To launch the research, the researchers identified several common PLCs in use at industrial facilities. They obtained three different devices and tested their security setup, including password protection and susceptibility to settings changes. The devices were then combined with pumps, tubes and tanks to create a simulated water treatment facility. In the place of chlorine normally used to disinfect water, the researchers used iodine. They also added starch to their water supply, which turned bright blue when a simulated attack added iodine to it.

“We were able to simulate a hacker who had gained access to this part of the system and is holding it hostage by threatening to dump large amounts of chlorine into the water unless the operator pays a ransom,” Formby said. “In the right amount, chlorine disinfects the water and makes it safe to drink. But too much chlorine can create a bad reaction that would make the water unsafe.”

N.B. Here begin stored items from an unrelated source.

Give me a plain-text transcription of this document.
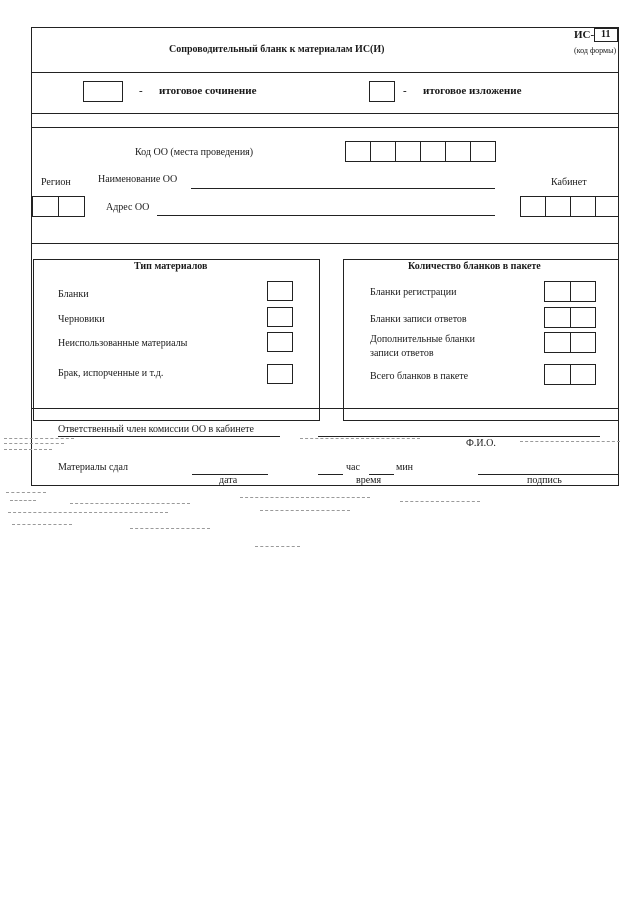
Сопроводительный бланк к материалам ИС(И)
ИС- 11
(код формы)
- итоговое сочинение	- итоговое изложение
Код ОО (места проведения)
Регион	Наименование ОО	Кабинет
Адрес ОО
Тип материалов
Бланки
Черновики
Неиспользованные материалы
Брак, испорченные и т.д.
Количество бланков в пакете
Бланки регистрации
Бланки записи ответов
Дополнительные бланки
записи ответов
Всего бланков в пакете
Ответственный член комиссии ОО в кабинете
Ф.И.О.
Материалы сдал	час	мин
дата	время	подпись
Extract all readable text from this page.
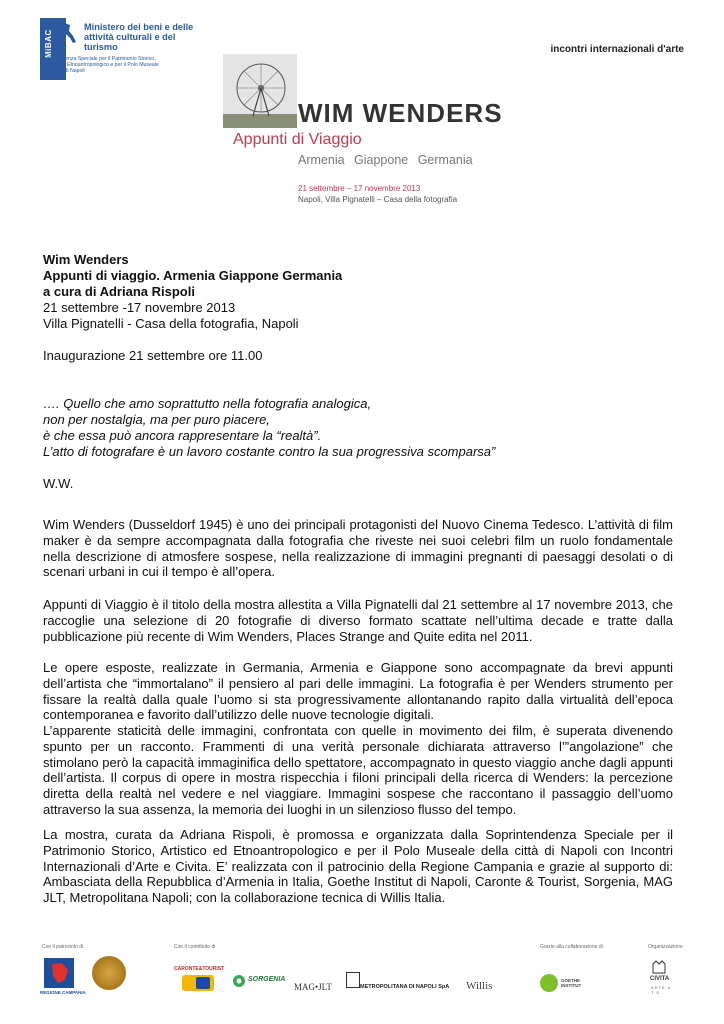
MiBAC
Ministero dei beni e delle attività culturali e del turismo
Soprintendenza Speciale per il Patrimonio Storico, Artistico ed Etnoantropologico e per il Polo Museale della Città di Napoli
incontri internazionali d'arte
WIM WENDERS
Appunti di Viaggio
Armenia Giappone Germania
21 settembre – 17 novembre 2013
Napoli, Villa Pignatelli – Casa della fotografia
Wim Wenders
Appunti di viaggio. Armenia Giappone Germania
a cura di Adriana Rispoli
21 settembre -17 novembre 2013
Villa Pignatelli - Casa della fotografia, Napoli
Inaugurazione 21 settembre ore 11.00
…. Quello che amo soprattutto nella fotografia analogica,
non per nostalgia, ma per puro piacere,
è che essa può ancora rappresentare la “realtà”.
L’atto di fotografare è un lavoro costante contro la sua progressiva scomparsa”
W.W.
Wim Wenders (Dusseldorf 1945) è uno dei principali protagonisti del Nuovo Cinema Tedesco. L’attività di film maker è da sempre accompagnata dalla fotografia che riveste nei suoi celebri film un ruolo fondamentale nella descrizione di atmosfere sospese, nella realizzazione di immagini pregnanti di paesaggi desolati o di scenari urbani in cui il tempo è all’opera.
Appunti di Viaggio è il titolo della mostra allestita a Villa Pignatelli dal 21 settembre al 17 novembre 2013, che raccoglie una selezione di 20 fotografie di diverso formato scattate nell’ultima decade e tratte dalla pubblicazione più recente di Wim Wenders, Places Strange and Quite edita nel 2011.
Le opere esposte, realizzate in Germania, Armenia e Giappone sono accompagnate da brevi appunti dell’artista che “immortalano” il pensiero al pari delle immagini. La fotografia è per Wenders strumento per fissare la realtà dalla quale l’uomo si sta progressivamente allontanando rapito dalla virtualità dell’epoca contemporanea e favorito dall’utilizzo delle nuove tecnologie digitali.
L’apparente staticità delle immagini, confrontata con quelle in movimento dei film, è superata divenendo spunto per un racconto. Frammenti di una verità personale dichiarata attraverso l’”angolazione” che stimolano però la capacità immaginifica dello spettatore, accompagnato in questo viaggio anche dagli appunti dell’artista. Il corpus di opere in mostra rispecchia i filoni principali della ricerca di Wenders: la percezione diretta della realtà nel vedere e nel viaggiare. Immagini sospese che raccontano il passaggio dell’uomo attraverso la sua assenza, la memoria dei luoghi in un silenzioso flusso del tempo.
La mostra, curata da Adriana Rispoli, è promossa e organizzata dalla Soprintendenza Speciale per il Patrimonio Storico, Artistico ed Etnoantropologico e per il Polo Museale della città di Napoli con Incontri Internazionali d’Arte e Civita. E’ realizzata con il patrocinio della Regione Campania e grazie al supporto di: Ambasciata della Repubblica d’Armenia in Italia, Goethe Institut di Napoli, Caronte & Tourist, Sorgenia, MAG JLT, Metropolitana Napoli; con la collaborazione tecnica di Willis Italia.
Con il patrocinio di	Con il contributo di	Grazie alla collaborazione di	Organizzazione
REGIONE CAMPANIA
CARONTE&TOURIST
SORGENIA
MAG•JLT	METROPOLITANA DI NAPOLI SpA Willis	GOETHE INSTITUT
CIVITA
ARTE A T E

Vulnerabilities in control systems have been known for more than a decade, but until the growth of ransomware, attackers had not been able to benefit financially from compromising the systems. As other ransomware targets become more difficult, Beyah believes attackers may turn to easier targets in the industrial control systems.

“It’s quite likely that nation-state operators are already familiar with this and have attacks that they could use for political purposes, but ordinary attackers have had no interest in these systems,” he said. “What we hope to do is bring attention to this issue. If we can successfully attack these control systems, others with a bad intention can also do it.”

In addition to improving password security and limiting connections, Beyah says operators of these devices need to install intrusion monitoring systems to alert them if attackers are in the process control networks. Beyah and Formby have launched a company to make their strategies for protecting systems broadly available to control system operators.